10. 9. The thermal imaging method according to 9 above, wherein the lubricant is selected from the group consisting of silicone derivatives, polyolefins, fatty acid derivatives, fatty alcohol derivatives and phosphoric acid derivatives.

11. The method for forming an image by heat according to any one of the above items, wherein the substantially non-photosensitive silver salt is a substantially non-photosensitive organic silver salt.

[Brief description of drawings]

FIG. 1 is a printout of the strain gauge response (volts) as a function of printing time (seconds) (= printing with 11 blocks each printed with different electrical energy per dot). (Position) is a graph showing.
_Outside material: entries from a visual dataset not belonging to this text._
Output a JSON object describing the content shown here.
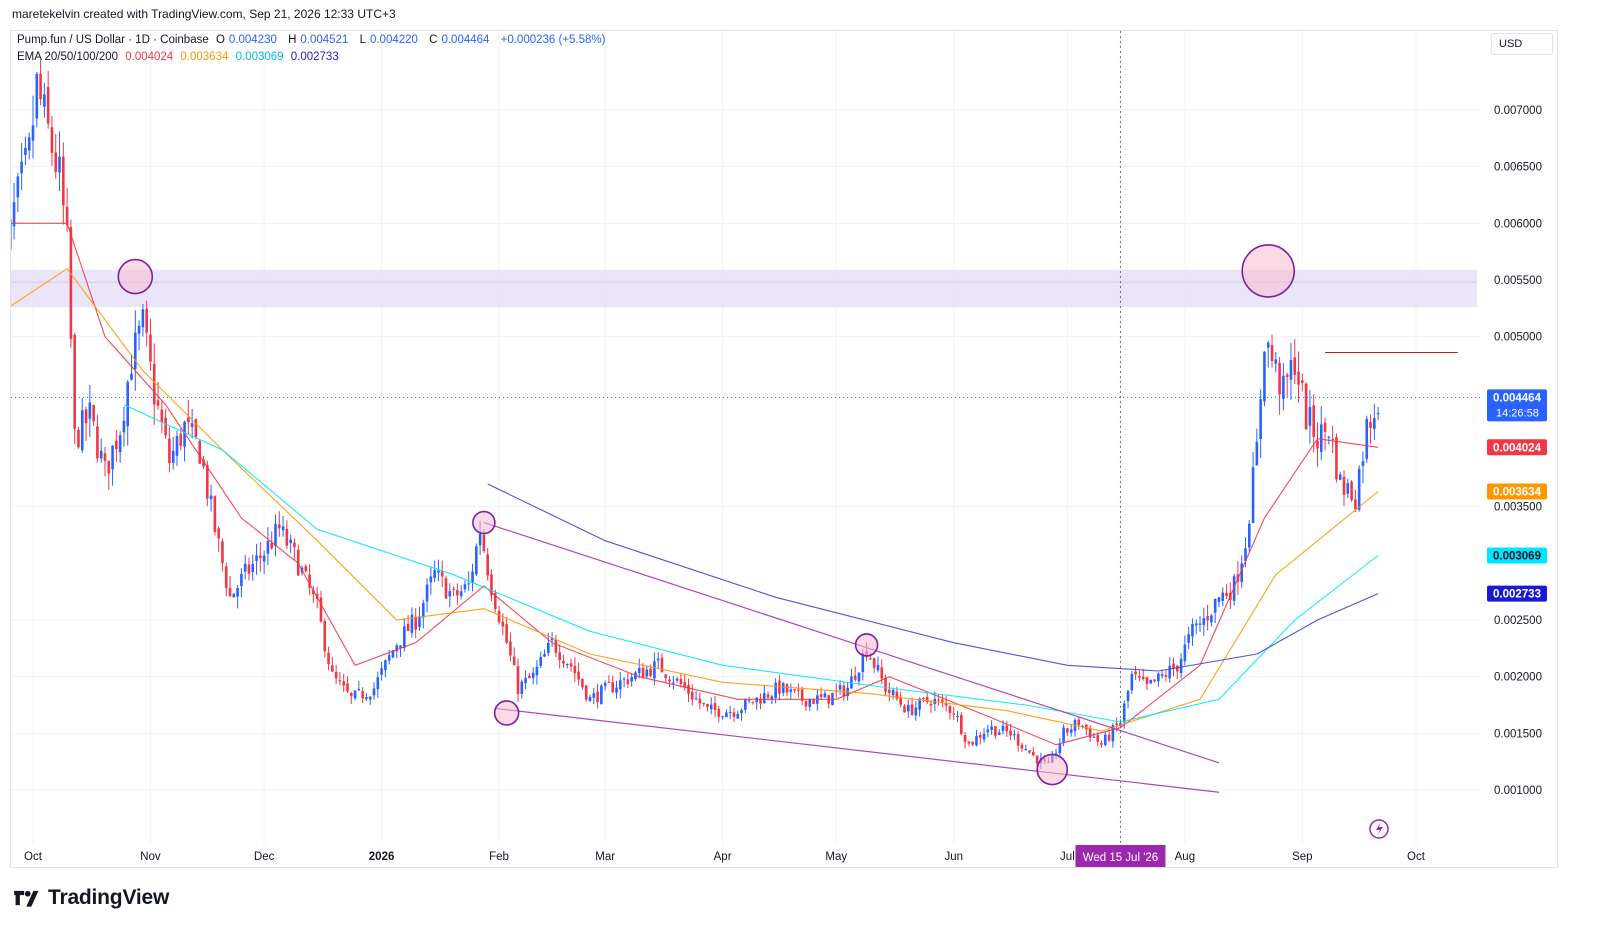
{
  "header": {
    "created_by": "maretekelvin created with TradingView.com, Sep 21, 2026 12:33 UTC+3"
  },
  "legend": {
    "symbol": "Pump.fun / US Dollar · 1D · Coinbase",
    "o_label": "O",
    "o_value": "0.004230",
    "h_label": "H",
    "h_value": "0.004521",
    "l_label": "L",
    "l_value": "0.004220",
    "c_label": "C",
    "c_value": "0.004464",
    "change": "+0.000236 (+5.58%)",
    "ema_label": "EMA 20/50/100/200",
    "ema20": "0.004024",
    "ema50": "0.003634",
    "ema100": "0.003069",
    "ema200": "0.002733"
  },
  "currency_button": "USD",
  "price_tags": {
    "last_price": "0.004464",
    "countdown": "14:26:58",
    "ema20": "0.004024",
    "ema50": "0.003634",
    "ema100": "0.003069",
    "ema200": "0.002733"
  },
  "crosshair_label": "Wed 15 Jul '26",
  "brand": "TradingView",
  "colors": {
    "up": "#2962ff",
    "down": "#f23645",
    "ema20": "#f23645",
    "ema50": "#ff9800",
    "ema100": "#00e5ff",
    "ema200": "#3f3fd9",
    "zone": "#e8e0f8",
    "trendline": "#ab47bc",
    "accent": "#9c27b0"
  },
  "chart_data": {
    "type": "candlestick",
    "interval": "1D",
    "y_axis": {
      "position": "right",
      "ticks": [
        "0.007000",
        "0.006500",
        "0.006000",
        "0.005500",
        "0.005000",
        "0.003500",
        "0.002500",
        "0.002000",
        "0.001500",
        "0.001000"
      ],
      "tick_values": [
        0.007,
        0.0065,
        0.006,
        0.0055,
        0.005,
        0.0035,
        0.0025,
        0.002,
        0.0015,
        0.001
      ]
    },
    "x_axis": {
      "labels": [
        "Oct",
        "Nov",
        "Dec",
        "2026",
        "Feb",
        "Mar",
        "Apr",
        "May",
        "Jun",
        "Jul",
        "Aug",
        "Sep",
        "Oct"
      ],
      "label_dates": [
        "2025-10-01",
        "2025-11-01",
        "2025-12-01",
        "2026-01-01",
        "2026-02-01",
        "2026-03-01",
        "2026-04-01",
        "2026-05-01",
        "2026-06-01",
        "2026-07-01",
        "2026-08-01",
        "2026-09-01",
        "2026-10-01"
      ]
    },
    "price_path": [
      [
        "2025-09-22",
        0.0053
      ],
      [
        "2025-09-26",
        0.0061
      ],
      [
        "2025-09-30",
        0.0066
      ],
      [
        "2025-10-02",
        0.0072
      ],
      [
        "2025-10-05",
        0.0068
      ],
      [
        "2025-10-08",
        0.0064
      ],
      [
        "2025-10-10",
        0.0058
      ],
      [
        "2025-10-12",
        0.0041
      ],
      [
        "2025-10-16",
        0.0043
      ],
      [
        "2025-10-20",
        0.0038
      ],
      [
        "2025-10-24",
        0.0042
      ],
      [
        "2025-10-27",
        0.0048
      ],
      [
        "2025-10-30",
        0.0051
      ],
      [
        "2025-11-02",
        0.0045
      ],
      [
        "2025-11-06",
        0.0039
      ],
      [
        "2025-11-10",
        0.0042
      ],
      [
        "2025-11-14",
        0.004
      ],
      [
        "2025-11-18",
        0.0033
      ],
      [
        "2025-11-22",
        0.0027
      ],
      [
        "2025-11-26",
        0.0029
      ],
      [
        "2025-12-01",
        0.0031
      ],
      [
        "2025-12-05",
        0.0033
      ],
      [
        "2025-12-10",
        0.003
      ],
      [
        "2025-12-15",
        0.0026
      ],
      [
        "2025-12-19",
        0.002
      ],
      [
        "2025-12-24",
        0.0018
      ],
      [
        "2025-12-30",
        0.0019
      ],
      [
        "2026-01-05",
        0.0023
      ],
      [
        "2026-01-10",
        0.0025
      ],
      [
        "2026-01-15",
        0.0029
      ],
      [
        "2026-01-20",
        0.0027
      ],
      [
        "2026-01-24",
        0.0028
      ],
      [
        "2026-01-27",
        0.0033
      ],
      [
        "2026-01-30",
        0.0028
      ],
      [
        "2026-02-03",
        0.0023
      ],
      [
        "2026-02-06",
        0.0019
      ],
      [
        "2026-02-10",
        0.002
      ],
      [
        "2026-02-15",
        0.0023
      ],
      [
        "2026-02-20",
        0.0021
      ],
      [
        "2026-02-25",
        0.0018
      ],
      [
        "2026-03-02",
        0.0019
      ],
      [
        "2026-03-08",
        0.002
      ],
      [
        "2026-03-15",
        0.0021
      ],
      [
        "2026-03-22",
        0.0019
      ],
      [
        "2026-03-28",
        0.0017
      ],
      [
        "2026-04-04",
        0.0017
      ],
      [
        "2026-04-10",
        0.0018
      ],
      [
        "2026-04-16",
        0.0019
      ],
      [
        "2026-04-22",
        0.0018
      ],
      [
        "2026-04-28",
        0.0018
      ],
      [
        "2026-05-04",
        0.0019
      ],
      [
        "2026-05-09",
        0.00225
      ],
      [
        "2026-05-14",
        0.0019
      ],
      [
        "2026-05-20",
        0.0017
      ],
      [
        "2026-05-26",
        0.0018
      ],
      [
        "2026-06-01",
        0.0017
      ],
      [
        "2026-06-05",
        0.0014
      ],
      [
        "2026-06-10",
        0.00155
      ],
      [
        "2026-06-16",
        0.0015
      ],
      [
        "2026-06-22",
        0.0013
      ],
      [
        "2026-06-26",
        0.0012
      ],
      [
        "2026-06-30",
        0.0015
      ],
      [
        "2026-07-04",
        0.0016
      ],
      [
        "2026-07-10",
        0.0014
      ],
      [
        "2026-07-15",
        0.0016
      ],
      [
        "2026-07-18",
        0.002
      ],
      [
        "2026-07-22",
        0.0019
      ],
      [
        "2026-07-26",
        0.002
      ],
      [
        "2026-07-30",
        0.0021
      ],
      [
        "2026-08-03",
        0.0024
      ],
      [
        "2026-08-06",
        0.0025
      ],
      [
        "2026-08-10",
        0.0027
      ],
      [
        "2026-08-14",
        0.0028
      ],
      [
        "2026-08-17",
        0.0032
      ],
      [
        "2026-08-20",
        0.004
      ],
      [
        "2026-08-22",
        0.005
      ],
      [
        "2026-08-24",
        0.0048
      ],
      [
        "2026-08-27",
        0.0045
      ],
      [
        "2026-08-30",
        0.0048
      ],
      [
        "2026-09-02",
        0.0043
      ],
      [
        "2026-09-05",
        0.0041
      ],
      [
        "2026-09-08",
        0.0042
      ],
      [
        "2026-09-11",
        0.0037
      ],
      [
        "2026-09-15",
        0.0036
      ],
      [
        "2026-09-18",
        0.0042
      ],
      [
        "2026-09-21",
        0.00446
      ]
    ],
    "ema_lines": [
      {
        "name": "EMA 20",
        "color": "#f23645",
        "points": [
          [
            "2025-09-22",
            0.006
          ],
          [
            "2025-10-10",
            0.006
          ],
          [
            "2025-10-20",
            0.005
          ],
          [
            "2025-11-05",
            0.0044
          ],
          [
            "2025-11-25",
            0.0034
          ],
          [
            "2025-12-10",
            0.003
          ],
          [
            "2025-12-25",
            0.0021
          ],
          [
            "2026-01-10",
            0.0023
          ],
          [
            "2026-01-28",
            0.0028
          ],
          [
            "2026-02-15",
            0.0023
          ],
          [
            "2026-03-10",
            0.002
          ],
          [
            "2026-04-05",
            0.0018
          ],
          [
            "2026-05-01",
            0.0018
          ],
          [
            "2026-05-15",
            0.002
          ],
          [
            "2026-06-10",
            0.00165
          ],
          [
            "2026-06-28",
            0.0014
          ],
          [
            "2026-07-15",
            0.00155
          ],
          [
            "2026-08-05",
            0.0021
          ],
          [
            "2026-08-22",
            0.0034
          ],
          [
            "2026-09-05",
            0.0041
          ],
          [
            "2026-09-21",
            0.004024
          ]
        ]
      },
      {
        "name": "EMA 50",
        "color": "#ff9800",
        "points": [
          [
            "2025-09-22",
            0.0052
          ],
          [
            "2025-10-10",
            0.0056
          ],
          [
            "2025-10-30",
            0.0047
          ],
          [
            "2025-11-20",
            0.004
          ],
          [
            "2025-12-15",
            0.0032
          ],
          [
            "2026-01-05",
            0.0025
          ],
          [
            "2026-01-28",
            0.0026
          ],
          [
            "2026-02-25",
            0.0022
          ],
          [
            "2026-04-01",
            0.00195
          ],
          [
            "2026-05-10",
            0.00185
          ],
          [
            "2026-06-15",
            0.0017
          ],
          [
            "2026-07-10",
            0.00152
          ],
          [
            "2026-08-05",
            0.0018
          ],
          [
            "2026-08-25",
            0.0029
          ],
          [
            "2026-09-21",
            0.003634
          ]
        ]
      },
      {
        "name": "EMA 100",
        "color": "#00e5ff",
        "points": [
          [
            "2025-10-25",
            0.0044
          ],
          [
            "2025-11-20",
            0.004
          ],
          [
            "2025-12-15",
            0.0033
          ],
          [
            "2026-01-20",
            0.0029
          ],
          [
            "2026-02-25",
            0.0024
          ],
          [
            "2026-04-01",
            0.0021
          ],
          [
            "2026-05-15",
            0.0019
          ],
          [
            "2026-06-20",
            0.00175
          ],
          [
            "2026-07-15",
            0.0016
          ],
          [
            "2026-08-10",
            0.0018
          ],
          [
            "2026-08-30",
            0.0025
          ],
          [
            "2026-09-21",
            0.003069
          ]
        ]
      },
      {
        "name": "EMA 200",
        "color": "#3f3fd9",
        "points": [
          [
            "2026-01-29",
            0.0037
          ],
          [
            "2026-03-01",
            0.0032
          ],
          [
            "2026-04-15",
            0.0027
          ],
          [
            "2026-06-01",
            0.0023
          ],
          [
            "2026-07-01",
            0.0021
          ],
          [
            "2026-07-25",
            0.00205
          ],
          [
            "2026-08-20",
            0.0022
          ],
          [
            "2026-09-05",
            0.0025
          ],
          [
            "2026-09-21",
            0.002733
          ]
        ]
      }
    ],
    "annotations": {
      "resistance_zone": [
        0.00526,
        0.00559
      ],
      "horizontal_line": {
        "value": 0.00486,
        "from": "2026-09-07",
        "to": "2026-10-12"
      },
      "trendlines": [
        {
          "from": [
            "2026-01-28",
            0.00336
          ],
          "to": [
            "2026-08-10",
            0.00124
          ]
        },
        {
          "from": [
            "2026-01-31",
            0.00172
          ],
          "to": [
            "2026-08-10",
            0.00098
          ]
        }
      ],
      "circles": [
        {
          "date": "2025-10-28",
          "value": 0.00553
        },
        {
          "date": "2026-01-28",
          "value": 0.00336
        },
        {
          "date": "2026-02-03",
          "value": 0.00168
        },
        {
          "date": "2026-05-09",
          "value": 0.00228
        },
        {
          "date": "2026-06-27",
          "value": 0.00118
        },
        {
          "date": "2026-08-23",
          "value": 0.00558
        }
      ],
      "crosshair_date": "2026-07-15",
      "last_price_line": 0.004464
    }
  }
}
 ─────────────────────────────────────────────────── ─── Continuation of the front page (72) Inventor Paul Jiyansen Belgian Bee 2640 Maltsel Septestrat 27 Agfuer-Gevert Namurose Fuennaught Shyup (72) Inventor Johann Rokiyuhuye Belgian B2640 Moltsel・ In Septestrat 27 ・ Aghua-Gevert Namurose ・ Fennaught Shyat (72) Inventor Balth Holsten Belgium B 2640 Maltsel ・ Septestrate 27 ・ Aghua-Gevert ・ Namrose ・ Fennaught Shyat

Claims (1)

[Claims] 1. A recording material comprising at least one heat-sensitive element on a support comprising (i) a substantially light-insensitive silver salt and a reducing agent therefor in thermal working relationship therewith. Contacting the outer layer with a heat source, (ii) applying heat from the heat source to the recording material while maintaining mutual contact with relative motion between the recording material and the heat source, and (iii) A thermal imaging method comprising the step of separating a recording material from the heat source, wherein the coefficient of dynamic friction during contact between the outermost layer of the recording material and the heat source is 0.3. A method having a smaller maximum value.